Monday, February 23, 2009
Wonder of Wonder Miracle of Miracle!!
Last night I had this horrible pain in my chest and ribs and back and pelvis and I just couldn't get any relief from the pain, so I had to call the after hours BMT clinic and they advised me what to do to control some of the pain. When I asked them what would be causing me so much pain, they said sometimes the nulasta shot which they give you to help boost the immune system will cause that pain. I went to the clinic this morning to do my labs and I told the girls if the pain I had last night was any indication of the "boost" my immuine system got I would probably be in the 10,000 mark on my white cells! The day before my white blood cell count was 0.63, which showed signs of improving, but I wasn't engraft. Well today when the labs came back, my white cell count was 8.31. Crazy! I am now engrafted, and will see the Dr. tomorrow and hopefully get the ok to return back home. My throat is feeling much better and I am so happy I didn't have to stay in the hospital! In my mind this good news is nothing short of a miracle because of the many many prayers that have been given in behalf of our family. We love you all. As a family we continue to pray for all of you in your individual circumstances and trials.
Wednesday, February 18, 2009
A +
Today is day +5, it starts the beginning of the "critical" days. I just got back from the clinic and I received and A+ on my report card. My labs all looked great. The PA was very optimistic about how everything is going and so I am excited to be this far along in the process and have such a positive report. My dear sister Becca, has been such a good caregiver, I give full credit to her for my good fortune. The rest of the week will include a daily trip to the clinic and the hope is to start to see the stems engraft by Monday.
Monday, February 16, 2009
Day +3
The stems cells were infused on Friday and we moved into the apartment the same day. I was especially tired on Friday, maybe because they put a few more million stems cells in than the last time, but everything seems to be going good. My white count has dropped a lot faster than it did before, so I seem to be feeling a bit more effect of the chemo early on. Today I will go to the clinic to have some lab work done and then as a new precaution, on Wednesday I will go to the clinic and receive a shot of an antibiotic to keep me from getting an infection. Thursday, I will get a shot that will help build my immune system and Friday my stem cells should start to engraft. I will try and keep you all posted. Love ya Lots!

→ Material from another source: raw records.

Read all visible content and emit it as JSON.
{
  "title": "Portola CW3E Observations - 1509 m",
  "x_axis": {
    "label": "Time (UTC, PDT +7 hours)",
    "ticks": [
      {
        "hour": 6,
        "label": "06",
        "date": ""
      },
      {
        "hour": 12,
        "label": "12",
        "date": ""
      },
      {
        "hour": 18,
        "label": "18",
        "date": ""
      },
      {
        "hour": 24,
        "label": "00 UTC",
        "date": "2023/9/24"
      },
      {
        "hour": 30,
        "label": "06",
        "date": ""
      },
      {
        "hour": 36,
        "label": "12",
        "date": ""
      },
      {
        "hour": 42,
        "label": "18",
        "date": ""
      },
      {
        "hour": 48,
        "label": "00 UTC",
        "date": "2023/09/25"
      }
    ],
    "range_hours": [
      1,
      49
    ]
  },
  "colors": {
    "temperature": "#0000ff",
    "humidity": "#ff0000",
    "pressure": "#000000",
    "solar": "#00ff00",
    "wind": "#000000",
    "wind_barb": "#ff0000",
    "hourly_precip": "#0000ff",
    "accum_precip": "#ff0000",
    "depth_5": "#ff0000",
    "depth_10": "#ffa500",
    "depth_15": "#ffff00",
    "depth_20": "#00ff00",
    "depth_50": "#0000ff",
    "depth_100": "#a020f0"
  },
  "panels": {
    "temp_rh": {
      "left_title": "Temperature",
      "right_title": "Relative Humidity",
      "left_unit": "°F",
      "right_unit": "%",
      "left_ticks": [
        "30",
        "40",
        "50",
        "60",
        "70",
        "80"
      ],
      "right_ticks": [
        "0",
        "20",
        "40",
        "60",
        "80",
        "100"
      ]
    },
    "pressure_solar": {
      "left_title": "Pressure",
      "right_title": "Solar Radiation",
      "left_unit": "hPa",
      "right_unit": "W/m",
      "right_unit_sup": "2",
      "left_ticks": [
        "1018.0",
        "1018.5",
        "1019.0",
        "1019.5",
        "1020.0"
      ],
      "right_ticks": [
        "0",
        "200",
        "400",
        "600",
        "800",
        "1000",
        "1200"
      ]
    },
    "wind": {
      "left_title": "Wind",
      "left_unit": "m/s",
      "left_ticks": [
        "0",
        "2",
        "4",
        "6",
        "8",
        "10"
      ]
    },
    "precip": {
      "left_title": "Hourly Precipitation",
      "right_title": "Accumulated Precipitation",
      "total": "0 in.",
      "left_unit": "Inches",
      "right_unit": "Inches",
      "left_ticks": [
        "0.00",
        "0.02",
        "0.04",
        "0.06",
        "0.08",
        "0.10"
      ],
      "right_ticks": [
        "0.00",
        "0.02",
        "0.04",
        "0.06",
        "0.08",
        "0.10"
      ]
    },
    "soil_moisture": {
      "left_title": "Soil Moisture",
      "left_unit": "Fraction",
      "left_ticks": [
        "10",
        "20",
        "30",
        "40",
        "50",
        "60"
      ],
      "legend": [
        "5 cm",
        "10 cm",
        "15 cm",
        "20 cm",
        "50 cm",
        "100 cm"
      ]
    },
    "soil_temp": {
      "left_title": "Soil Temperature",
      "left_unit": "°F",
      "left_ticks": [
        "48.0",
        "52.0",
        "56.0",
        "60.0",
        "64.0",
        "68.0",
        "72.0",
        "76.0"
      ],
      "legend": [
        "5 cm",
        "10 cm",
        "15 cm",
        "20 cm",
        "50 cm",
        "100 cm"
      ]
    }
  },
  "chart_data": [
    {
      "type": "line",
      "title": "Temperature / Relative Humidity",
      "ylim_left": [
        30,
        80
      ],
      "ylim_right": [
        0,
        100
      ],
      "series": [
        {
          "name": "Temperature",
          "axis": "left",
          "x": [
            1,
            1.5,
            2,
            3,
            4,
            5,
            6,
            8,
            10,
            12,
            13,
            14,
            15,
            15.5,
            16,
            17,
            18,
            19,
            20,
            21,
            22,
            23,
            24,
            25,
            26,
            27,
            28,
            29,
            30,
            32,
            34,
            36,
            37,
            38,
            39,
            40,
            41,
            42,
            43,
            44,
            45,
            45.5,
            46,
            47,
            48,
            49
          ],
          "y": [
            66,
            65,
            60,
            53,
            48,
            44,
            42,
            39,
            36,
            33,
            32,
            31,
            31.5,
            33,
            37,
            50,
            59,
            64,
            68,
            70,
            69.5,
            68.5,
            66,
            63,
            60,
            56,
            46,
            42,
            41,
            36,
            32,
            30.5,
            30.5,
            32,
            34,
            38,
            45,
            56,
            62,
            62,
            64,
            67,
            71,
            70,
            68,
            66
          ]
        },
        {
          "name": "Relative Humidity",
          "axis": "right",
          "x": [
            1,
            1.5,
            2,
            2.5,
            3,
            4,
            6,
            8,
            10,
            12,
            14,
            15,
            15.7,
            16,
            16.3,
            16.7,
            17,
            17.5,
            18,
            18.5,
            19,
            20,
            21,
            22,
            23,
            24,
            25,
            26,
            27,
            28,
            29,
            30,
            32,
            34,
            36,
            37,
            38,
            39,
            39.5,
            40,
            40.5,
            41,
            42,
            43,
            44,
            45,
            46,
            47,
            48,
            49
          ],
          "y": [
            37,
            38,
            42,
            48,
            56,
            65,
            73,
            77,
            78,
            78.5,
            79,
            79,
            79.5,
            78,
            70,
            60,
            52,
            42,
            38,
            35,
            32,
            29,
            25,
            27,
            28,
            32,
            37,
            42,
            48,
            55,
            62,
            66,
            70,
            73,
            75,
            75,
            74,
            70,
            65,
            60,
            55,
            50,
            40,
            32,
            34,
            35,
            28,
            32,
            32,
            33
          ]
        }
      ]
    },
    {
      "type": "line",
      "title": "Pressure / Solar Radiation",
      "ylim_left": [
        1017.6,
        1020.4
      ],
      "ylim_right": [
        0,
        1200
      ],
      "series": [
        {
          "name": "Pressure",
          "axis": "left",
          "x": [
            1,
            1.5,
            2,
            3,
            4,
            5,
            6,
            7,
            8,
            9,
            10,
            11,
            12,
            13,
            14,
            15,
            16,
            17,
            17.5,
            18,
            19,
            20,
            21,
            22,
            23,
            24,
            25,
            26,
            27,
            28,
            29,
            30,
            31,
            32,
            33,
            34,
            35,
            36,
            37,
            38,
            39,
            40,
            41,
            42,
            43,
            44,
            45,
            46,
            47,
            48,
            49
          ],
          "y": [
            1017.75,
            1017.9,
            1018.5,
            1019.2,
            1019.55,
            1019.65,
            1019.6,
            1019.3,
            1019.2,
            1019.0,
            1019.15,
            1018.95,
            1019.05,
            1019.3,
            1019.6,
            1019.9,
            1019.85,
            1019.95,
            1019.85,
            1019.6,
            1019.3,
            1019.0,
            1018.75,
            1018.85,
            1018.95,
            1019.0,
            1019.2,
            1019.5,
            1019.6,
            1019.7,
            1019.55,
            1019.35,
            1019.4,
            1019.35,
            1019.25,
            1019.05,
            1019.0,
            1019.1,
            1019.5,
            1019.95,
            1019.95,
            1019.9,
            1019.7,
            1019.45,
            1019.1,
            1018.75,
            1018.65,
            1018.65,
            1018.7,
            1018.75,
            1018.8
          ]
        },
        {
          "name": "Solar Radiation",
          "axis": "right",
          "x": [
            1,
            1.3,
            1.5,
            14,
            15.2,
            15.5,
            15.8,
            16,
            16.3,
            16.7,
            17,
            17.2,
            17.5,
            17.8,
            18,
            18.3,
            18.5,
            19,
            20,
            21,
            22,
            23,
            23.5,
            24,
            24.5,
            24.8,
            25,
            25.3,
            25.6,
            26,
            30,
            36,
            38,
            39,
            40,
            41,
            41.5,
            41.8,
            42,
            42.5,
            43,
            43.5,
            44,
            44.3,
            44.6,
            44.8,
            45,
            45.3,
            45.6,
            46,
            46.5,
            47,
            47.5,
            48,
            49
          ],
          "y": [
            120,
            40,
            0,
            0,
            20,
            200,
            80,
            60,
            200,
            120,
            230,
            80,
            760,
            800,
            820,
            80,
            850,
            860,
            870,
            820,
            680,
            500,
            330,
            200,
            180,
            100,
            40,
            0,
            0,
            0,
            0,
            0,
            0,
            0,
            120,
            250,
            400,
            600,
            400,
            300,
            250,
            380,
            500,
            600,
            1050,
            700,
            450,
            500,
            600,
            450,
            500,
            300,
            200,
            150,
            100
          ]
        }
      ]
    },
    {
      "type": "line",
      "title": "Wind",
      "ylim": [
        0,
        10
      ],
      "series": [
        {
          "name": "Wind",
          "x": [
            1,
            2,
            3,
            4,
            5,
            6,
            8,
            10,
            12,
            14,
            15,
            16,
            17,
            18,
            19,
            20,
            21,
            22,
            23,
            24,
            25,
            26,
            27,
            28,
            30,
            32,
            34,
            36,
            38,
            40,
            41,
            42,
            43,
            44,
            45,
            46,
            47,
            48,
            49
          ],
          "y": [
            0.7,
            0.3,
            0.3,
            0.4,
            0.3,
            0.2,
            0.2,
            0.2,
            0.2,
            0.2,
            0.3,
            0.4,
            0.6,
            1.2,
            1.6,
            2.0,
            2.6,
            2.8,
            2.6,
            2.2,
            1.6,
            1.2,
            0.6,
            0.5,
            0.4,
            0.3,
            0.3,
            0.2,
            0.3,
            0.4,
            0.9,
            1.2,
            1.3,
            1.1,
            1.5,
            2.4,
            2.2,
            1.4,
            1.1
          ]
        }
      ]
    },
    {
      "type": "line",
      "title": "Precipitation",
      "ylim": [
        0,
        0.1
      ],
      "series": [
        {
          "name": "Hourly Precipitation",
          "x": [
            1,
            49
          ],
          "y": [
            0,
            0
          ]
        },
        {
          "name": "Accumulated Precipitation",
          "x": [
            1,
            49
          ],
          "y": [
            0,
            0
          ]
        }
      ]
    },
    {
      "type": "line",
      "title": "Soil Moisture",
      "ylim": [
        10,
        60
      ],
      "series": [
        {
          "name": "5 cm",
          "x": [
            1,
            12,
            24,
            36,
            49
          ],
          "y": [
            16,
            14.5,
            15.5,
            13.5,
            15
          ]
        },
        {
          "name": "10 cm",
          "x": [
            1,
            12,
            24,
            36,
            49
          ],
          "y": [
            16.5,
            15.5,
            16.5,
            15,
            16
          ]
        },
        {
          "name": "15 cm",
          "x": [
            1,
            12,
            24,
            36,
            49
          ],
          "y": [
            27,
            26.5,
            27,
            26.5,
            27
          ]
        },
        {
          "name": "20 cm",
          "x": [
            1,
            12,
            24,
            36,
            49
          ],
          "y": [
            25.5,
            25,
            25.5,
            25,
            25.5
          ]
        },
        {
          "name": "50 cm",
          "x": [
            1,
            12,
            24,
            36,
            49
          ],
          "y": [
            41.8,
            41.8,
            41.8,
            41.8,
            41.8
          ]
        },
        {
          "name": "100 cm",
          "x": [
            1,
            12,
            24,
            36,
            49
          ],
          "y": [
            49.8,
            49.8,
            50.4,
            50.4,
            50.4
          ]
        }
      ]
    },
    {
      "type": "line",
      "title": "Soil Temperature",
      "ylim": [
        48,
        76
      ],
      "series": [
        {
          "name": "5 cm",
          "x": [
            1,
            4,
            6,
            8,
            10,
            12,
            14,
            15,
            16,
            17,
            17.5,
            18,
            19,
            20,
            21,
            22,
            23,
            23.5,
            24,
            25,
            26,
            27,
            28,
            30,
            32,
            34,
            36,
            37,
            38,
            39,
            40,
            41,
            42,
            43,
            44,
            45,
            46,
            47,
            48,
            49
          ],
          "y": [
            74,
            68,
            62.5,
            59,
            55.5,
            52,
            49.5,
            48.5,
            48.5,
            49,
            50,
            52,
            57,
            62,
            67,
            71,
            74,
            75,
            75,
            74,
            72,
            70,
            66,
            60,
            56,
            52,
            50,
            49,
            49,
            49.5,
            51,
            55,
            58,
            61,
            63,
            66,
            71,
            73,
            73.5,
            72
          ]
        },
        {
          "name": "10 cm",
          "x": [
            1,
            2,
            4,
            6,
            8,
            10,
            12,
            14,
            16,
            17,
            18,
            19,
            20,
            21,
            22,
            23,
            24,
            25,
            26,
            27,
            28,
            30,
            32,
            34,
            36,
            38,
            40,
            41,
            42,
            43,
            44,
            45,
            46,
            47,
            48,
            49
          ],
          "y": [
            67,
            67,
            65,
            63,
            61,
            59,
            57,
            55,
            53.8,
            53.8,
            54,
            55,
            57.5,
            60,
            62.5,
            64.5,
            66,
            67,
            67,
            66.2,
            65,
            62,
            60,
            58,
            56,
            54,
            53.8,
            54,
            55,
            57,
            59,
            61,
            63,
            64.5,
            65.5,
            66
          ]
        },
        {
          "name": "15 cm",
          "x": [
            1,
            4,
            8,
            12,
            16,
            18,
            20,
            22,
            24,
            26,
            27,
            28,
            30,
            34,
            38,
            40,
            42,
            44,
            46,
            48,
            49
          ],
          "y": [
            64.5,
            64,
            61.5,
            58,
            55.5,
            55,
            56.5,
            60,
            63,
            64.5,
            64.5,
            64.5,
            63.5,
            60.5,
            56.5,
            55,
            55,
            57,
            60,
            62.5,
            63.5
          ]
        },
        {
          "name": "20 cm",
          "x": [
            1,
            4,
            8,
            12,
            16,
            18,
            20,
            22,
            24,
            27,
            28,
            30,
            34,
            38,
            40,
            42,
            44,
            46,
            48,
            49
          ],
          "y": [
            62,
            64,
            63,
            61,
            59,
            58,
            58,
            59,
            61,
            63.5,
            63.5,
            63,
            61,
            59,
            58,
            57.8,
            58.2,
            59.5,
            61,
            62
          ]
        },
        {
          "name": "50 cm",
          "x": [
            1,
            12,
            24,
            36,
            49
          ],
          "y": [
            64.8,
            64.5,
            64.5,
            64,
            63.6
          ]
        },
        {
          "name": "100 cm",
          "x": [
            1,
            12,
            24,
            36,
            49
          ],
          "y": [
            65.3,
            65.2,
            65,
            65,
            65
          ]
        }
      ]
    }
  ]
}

Tuesday, February 10, 2009
The battle begins again
Yesterday I got my first regimen of Chemotherapy. It started with a dose of Carmustine given through an IV and it took about 2 hours. The carmustine is a mean Chemo. I had a little reaction to it, but it's all good now. Next they gave me a dose of Bortezomib, and finally another two hour drip of Gemcitabine. The amazing thing to me is today I feel really pretty good. I know it takes a few days for the Chemo to take its full effect and I am now in isolation here at home, not going any where and staying as far away from germs as I possibly can. I also get tomorrow off and then I will move up to Salt Lake on Thursday and recieve another dose of the same Chemo except instead of Carmustine, I get the ever dreaded Melphalan. Hopefully that will be the end of it for a while. I love you all!
Monday, February 9, 2009
We begin again
Today, Monday February 9, 2009 I begin the chemo for the second stem cell transplant. I saw the Dr. last week. After looking at the results from my bone marrow biopsy, he said he felt real confident that with this second transplant they could put me into a full remission. That was good news for our family. I have been extremely anxious about starting this second transplant. I guess it is like having a baby. You get to the end of the pregnancy and realize what is coming in order to get the baby here and you start to question why you thought it would be nice to have another child! Because I have some idea of what is ahead I get a little nervous. But, by spring I should be feeling really good and be healthier than I have been for a while. I don't have to move up to Salt Lake until the end of the week. Friday, February 13 (I guess I should wear garlic around my neck) they will infuse the stem cells and then they want me to be close to the Huntsman Center for the next 3 weeks. Fortunately, we will be staying in the same place we stayed the first time, very close to the HCI. We continue to feel optimistic about our circumstances and appreciate the support we receive from all of our family, friends and ward members. We hope and pray that all of you are finding joy in the journey you are on at this time in your lives. My testimony of Heavenly Father and his son Jesus Christ has increased. I look back on this experience with no regrets, only gratitude for what I have been able to learn. I will however, be glad when this is all over and life can get back to normal, whatever normal is!